PEI

Volunteer firefighter explores post-traumatic stress for PhD

Amanda Brazil has a unique and very personal perspective on the research she's doing for her UPEI PhD focusing on the effect of stressful calls on volunteer firefighters — she's a five-year veteran of the Cross Roads Fire Department.

'It's okay to talk about these things because we're all experiencing it'

Amanda Brazil has been a volunteer firefighter with the Cross Roads Fire Department for the last five years and that inspired her PhD research. (Nancy Russell/CBC)

Amanda Brazil has a unique and very personal perspective on the research she's doing for her UPEI PhD focusing on the effect of stressful calls on volunteer firefighters — she's a five-year veteran of the Cross Roads Fire Department.

Brazil has experienced traumatic incidents first-hand, and reflected on those incidents and how she managed them.

I want it to become a culture of sharing and support.— Amanda Brazil

"As first responders, or as volunteer firefighters, how do we learn what a critical incident is?" explained Brazil. "Then, how do we learn how we manage those and respond to those"

"Because it's not necessarily an explicit learning. It's something that we figure out as we go along."

Definitions of distress

Brazil has surveyed 102 of her peers from five departments to find out what factors increase the severity of critical incident fire calls.

"The definition that I used a critical or traumatic incident is any event outside the usual realm of human experience that is markedly distressing," she said.

Defining what is critical or traumatic is subjective, Brazil said

"It doesn't mean that there had to have been fatalities."

Cross Roads Fire Chief Ron Young says it's important for his volunteer firefighters to take time to debrief after a critical incident call. (Nancy Russell/CBC)

Cross Roads fire chief Ron Young calls Brazil's work "important", acknowledging that he too has experienced critical or traumatic reactions.

"I have experienced some, after major calls to fires and car accidents and medical calls. It's important to do a debriefing after with everybody."

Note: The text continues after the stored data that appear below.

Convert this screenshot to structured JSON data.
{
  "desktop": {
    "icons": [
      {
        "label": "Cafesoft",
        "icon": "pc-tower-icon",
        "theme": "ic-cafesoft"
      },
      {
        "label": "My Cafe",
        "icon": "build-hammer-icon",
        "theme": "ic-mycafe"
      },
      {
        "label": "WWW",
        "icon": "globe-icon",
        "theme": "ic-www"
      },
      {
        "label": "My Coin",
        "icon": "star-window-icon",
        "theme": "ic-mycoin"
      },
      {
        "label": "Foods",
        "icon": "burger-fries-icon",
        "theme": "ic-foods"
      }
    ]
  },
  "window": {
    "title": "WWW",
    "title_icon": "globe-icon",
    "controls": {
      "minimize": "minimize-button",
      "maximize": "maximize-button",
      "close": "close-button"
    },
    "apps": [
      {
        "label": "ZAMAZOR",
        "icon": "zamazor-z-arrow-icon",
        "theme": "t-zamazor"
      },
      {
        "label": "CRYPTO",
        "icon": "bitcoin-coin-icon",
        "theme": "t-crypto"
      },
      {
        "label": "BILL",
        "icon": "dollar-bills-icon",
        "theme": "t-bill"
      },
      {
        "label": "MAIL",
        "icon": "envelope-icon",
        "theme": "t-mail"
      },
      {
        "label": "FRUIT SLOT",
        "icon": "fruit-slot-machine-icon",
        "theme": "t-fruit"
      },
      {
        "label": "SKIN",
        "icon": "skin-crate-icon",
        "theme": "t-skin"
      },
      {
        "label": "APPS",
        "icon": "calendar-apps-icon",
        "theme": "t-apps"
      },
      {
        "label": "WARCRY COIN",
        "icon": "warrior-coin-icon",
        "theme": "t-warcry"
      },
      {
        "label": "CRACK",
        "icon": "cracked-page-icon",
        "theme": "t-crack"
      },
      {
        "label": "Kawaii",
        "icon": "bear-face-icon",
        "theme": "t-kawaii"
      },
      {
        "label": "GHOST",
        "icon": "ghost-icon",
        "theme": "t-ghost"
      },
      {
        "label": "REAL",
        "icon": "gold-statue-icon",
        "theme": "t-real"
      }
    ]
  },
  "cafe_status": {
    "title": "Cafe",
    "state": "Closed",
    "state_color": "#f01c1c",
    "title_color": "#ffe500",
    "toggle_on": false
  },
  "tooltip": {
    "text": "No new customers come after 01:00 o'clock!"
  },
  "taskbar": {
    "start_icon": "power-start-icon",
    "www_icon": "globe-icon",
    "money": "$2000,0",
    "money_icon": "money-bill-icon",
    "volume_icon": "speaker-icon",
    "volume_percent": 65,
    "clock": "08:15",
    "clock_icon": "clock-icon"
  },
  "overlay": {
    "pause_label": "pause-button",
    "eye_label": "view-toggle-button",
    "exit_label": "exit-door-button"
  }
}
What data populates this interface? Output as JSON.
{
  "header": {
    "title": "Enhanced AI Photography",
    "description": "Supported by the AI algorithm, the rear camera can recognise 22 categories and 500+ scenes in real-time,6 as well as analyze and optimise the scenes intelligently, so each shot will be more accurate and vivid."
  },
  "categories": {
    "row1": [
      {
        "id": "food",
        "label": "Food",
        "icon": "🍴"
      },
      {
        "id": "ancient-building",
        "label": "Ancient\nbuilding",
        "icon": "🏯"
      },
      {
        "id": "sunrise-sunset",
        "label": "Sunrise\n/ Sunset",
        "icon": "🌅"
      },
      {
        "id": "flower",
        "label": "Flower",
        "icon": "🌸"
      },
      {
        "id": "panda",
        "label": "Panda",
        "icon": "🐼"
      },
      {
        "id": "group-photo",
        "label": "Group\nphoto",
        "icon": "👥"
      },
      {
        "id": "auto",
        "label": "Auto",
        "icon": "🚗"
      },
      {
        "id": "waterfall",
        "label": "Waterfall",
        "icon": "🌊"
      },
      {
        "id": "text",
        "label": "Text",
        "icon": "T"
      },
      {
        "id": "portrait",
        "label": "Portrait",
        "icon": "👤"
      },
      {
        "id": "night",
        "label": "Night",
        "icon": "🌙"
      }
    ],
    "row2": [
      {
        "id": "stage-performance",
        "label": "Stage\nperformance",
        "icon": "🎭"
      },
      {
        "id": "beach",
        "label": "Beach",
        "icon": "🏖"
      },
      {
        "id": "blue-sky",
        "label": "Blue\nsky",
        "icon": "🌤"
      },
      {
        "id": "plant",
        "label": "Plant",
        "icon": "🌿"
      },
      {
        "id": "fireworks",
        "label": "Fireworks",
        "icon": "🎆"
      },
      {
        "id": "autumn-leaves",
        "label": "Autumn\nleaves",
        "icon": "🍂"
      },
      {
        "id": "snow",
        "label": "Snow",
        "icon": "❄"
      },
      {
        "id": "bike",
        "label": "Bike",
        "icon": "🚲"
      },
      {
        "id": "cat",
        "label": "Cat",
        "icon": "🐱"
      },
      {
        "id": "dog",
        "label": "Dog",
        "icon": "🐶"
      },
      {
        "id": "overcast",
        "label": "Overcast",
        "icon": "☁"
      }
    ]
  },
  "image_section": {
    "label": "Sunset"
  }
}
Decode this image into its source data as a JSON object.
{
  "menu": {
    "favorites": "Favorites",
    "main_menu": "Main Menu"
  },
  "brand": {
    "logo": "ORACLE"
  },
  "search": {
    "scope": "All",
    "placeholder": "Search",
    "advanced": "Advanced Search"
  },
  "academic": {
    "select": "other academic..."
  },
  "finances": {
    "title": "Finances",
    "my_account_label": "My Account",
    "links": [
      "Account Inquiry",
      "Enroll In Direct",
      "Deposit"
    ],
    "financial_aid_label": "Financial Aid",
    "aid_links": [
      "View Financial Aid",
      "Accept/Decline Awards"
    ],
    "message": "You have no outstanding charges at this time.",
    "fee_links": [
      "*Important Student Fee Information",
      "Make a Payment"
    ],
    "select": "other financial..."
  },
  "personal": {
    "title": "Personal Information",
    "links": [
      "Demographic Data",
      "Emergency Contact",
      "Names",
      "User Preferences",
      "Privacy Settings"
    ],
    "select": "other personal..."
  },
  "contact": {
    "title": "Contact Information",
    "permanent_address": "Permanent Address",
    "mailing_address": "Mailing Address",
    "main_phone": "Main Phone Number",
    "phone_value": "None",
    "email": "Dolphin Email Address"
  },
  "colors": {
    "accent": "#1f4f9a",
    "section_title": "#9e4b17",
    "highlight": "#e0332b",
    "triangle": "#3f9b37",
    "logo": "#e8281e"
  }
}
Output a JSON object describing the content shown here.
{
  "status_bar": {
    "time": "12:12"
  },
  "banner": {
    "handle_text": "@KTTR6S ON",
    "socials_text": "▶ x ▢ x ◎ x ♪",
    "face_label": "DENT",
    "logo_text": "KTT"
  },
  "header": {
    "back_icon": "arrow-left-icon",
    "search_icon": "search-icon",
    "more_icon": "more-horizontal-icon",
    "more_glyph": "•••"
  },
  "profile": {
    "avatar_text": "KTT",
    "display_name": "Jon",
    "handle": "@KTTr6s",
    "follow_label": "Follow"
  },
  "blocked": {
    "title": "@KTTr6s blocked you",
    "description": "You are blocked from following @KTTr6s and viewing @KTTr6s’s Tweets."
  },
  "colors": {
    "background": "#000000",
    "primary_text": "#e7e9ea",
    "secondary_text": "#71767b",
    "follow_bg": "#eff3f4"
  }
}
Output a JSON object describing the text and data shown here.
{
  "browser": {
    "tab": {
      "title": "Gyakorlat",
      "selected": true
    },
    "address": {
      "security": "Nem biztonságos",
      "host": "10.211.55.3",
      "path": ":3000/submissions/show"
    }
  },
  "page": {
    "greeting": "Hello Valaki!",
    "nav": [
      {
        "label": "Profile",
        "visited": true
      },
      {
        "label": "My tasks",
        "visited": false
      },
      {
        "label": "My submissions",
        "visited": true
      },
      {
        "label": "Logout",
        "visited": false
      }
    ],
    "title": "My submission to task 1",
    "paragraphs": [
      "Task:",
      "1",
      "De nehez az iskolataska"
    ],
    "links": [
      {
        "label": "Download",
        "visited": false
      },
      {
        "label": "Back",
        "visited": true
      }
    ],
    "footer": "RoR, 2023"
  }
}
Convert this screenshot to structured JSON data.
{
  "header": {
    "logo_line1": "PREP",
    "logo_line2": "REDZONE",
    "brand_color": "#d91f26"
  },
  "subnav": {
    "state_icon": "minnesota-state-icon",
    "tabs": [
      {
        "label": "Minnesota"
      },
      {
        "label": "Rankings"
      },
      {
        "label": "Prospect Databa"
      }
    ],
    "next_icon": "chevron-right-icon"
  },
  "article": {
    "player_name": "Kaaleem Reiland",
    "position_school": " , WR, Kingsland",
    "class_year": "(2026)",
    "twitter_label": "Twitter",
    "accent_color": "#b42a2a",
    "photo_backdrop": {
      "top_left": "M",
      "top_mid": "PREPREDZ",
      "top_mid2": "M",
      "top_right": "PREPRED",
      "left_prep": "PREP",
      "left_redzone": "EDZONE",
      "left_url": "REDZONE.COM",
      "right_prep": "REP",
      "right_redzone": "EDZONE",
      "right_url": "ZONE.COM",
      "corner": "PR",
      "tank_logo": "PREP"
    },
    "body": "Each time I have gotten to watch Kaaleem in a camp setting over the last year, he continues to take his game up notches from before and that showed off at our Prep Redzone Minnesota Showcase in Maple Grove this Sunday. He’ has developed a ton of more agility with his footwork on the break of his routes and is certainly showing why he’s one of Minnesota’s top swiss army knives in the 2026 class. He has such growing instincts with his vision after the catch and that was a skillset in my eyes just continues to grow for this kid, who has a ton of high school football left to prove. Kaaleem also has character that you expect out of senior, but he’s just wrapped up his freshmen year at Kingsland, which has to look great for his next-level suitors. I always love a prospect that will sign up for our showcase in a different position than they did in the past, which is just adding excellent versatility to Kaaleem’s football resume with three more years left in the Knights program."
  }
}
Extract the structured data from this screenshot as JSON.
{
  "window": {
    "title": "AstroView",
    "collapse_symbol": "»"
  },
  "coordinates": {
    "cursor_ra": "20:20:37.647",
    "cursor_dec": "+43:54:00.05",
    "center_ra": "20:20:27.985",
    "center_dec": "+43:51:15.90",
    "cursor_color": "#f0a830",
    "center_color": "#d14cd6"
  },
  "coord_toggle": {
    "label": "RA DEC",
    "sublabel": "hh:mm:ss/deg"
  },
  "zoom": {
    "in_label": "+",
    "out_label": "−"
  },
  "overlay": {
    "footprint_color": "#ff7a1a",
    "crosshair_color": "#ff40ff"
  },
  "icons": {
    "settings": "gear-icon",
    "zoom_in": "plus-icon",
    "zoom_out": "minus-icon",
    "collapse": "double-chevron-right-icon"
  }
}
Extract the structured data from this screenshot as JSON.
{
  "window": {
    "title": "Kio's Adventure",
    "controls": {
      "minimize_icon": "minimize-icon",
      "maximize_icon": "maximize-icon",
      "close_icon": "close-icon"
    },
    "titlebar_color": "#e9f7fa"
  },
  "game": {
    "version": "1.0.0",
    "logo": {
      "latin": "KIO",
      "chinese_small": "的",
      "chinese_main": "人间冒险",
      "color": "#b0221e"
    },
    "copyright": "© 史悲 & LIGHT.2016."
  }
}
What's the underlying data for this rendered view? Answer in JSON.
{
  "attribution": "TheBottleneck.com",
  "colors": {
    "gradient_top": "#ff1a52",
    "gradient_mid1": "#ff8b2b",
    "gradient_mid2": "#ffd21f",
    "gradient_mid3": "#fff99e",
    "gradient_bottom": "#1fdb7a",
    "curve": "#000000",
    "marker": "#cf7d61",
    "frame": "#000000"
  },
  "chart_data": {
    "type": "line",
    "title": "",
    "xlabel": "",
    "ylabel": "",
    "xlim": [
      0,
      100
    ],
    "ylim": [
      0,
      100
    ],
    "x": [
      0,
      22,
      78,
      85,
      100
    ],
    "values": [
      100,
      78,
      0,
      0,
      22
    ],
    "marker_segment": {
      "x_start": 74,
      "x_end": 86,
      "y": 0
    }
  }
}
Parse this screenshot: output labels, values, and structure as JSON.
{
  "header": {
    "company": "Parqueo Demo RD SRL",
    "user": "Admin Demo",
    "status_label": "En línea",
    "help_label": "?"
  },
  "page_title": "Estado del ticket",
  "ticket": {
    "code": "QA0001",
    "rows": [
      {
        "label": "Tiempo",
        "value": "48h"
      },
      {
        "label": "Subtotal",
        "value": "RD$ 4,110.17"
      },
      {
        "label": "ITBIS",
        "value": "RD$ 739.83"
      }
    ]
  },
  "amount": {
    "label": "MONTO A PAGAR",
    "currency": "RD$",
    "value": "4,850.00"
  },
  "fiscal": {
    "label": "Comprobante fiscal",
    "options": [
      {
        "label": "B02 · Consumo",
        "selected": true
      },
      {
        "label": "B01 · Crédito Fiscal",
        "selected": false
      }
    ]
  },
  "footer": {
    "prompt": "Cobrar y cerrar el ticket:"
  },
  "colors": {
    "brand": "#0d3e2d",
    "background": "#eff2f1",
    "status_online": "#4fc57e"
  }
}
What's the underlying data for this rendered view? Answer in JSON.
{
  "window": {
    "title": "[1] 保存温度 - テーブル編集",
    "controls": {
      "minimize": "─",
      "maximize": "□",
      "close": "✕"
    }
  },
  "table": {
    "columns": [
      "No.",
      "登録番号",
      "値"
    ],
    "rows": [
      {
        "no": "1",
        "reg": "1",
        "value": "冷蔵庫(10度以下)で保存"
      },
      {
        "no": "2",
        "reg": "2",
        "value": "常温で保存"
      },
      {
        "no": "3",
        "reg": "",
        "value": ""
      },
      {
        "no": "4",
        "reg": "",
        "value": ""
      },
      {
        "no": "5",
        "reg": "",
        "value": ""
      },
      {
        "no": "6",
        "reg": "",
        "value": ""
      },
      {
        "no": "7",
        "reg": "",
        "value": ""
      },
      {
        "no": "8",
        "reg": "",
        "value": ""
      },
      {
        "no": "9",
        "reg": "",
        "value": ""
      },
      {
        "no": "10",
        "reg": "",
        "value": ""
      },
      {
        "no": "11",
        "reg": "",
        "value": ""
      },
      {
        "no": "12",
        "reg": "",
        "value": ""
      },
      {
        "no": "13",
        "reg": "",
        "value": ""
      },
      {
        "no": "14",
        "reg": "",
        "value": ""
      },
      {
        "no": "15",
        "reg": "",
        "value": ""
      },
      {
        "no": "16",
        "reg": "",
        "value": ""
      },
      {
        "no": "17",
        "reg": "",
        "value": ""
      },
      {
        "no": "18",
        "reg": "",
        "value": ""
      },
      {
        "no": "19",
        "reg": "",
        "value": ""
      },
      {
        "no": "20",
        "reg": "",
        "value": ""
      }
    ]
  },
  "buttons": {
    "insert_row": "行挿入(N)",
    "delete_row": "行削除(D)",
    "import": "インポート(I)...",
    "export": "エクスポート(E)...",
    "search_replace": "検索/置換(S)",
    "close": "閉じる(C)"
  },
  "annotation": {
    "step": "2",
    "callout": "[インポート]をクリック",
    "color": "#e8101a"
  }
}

'Most people have had numerous exposures'

Brazil's survey revealed 35 per cent of the volunteer firefighters felt they had been exposed to more than 20 critical incidents. Ten per cent had experienced between 13 and 20, and 50 per cent had experienced between one and 12.

"What we're seeing is that most people have had numerous exposures," summarized Brazil.

She also asked them to rate the factors that made an incident more critical or traumatic, including extreme weather, accessing the scene, having friends and family of the victim present on the scene, the types of information they received from dispatch, even the equipment they had while responding.

For example, she discovered that 80 per cent said that being first on the scene could increase the severity of stress.

Volunteer experience is different

Brazil learned 65 per cent of the firefighters she surveyed had no training in critical incidents or PTSD, but most indicated it would be beneficial at individual departments or at the fire school.

Brazil's research is unique in that most of the literature on PTSD and firefighters focuses on professionals and not volunteers, even though volunteers make up 85 per cent of the firefighters in Canada.

She also heard from Island volunteers who said they have experienced distress after a call because of the nature of firefighting in a very small community.

"You don't know who you're responding to and more often than not, you'll know them somehow," said Brazil.

"Or somebody in your department will know this person and it could be family, it could be friends, and that really does make it more difficult."

'We're all experiencing it'

Most departments are making efforts to provide debriefing, said Brazil, giving firefighters an opportunity to come together or meet one-on-one to talk about their experiences. Her ultimate goal is to keep that dialogue going.

Amanda Brazil says the survey is the groundwork for the next stage of her thesis that will involve interviewing Island firefighters. (Nancy Russell/CBC)

"We can talk about this, we can talk about how we're feeling, we can talk about what's next. And should somebody need extra help, I want it to become a culture of sharing and support," explained Brazil.

"It's okay to talk about these things because we're all experiencing it."

Brazil will use the survey results as groundwork for her dissertation, which will focus on interviews with Island firefighters.

She will present the results of her study at the Canadian Sociological Association Conference in Calgary in June.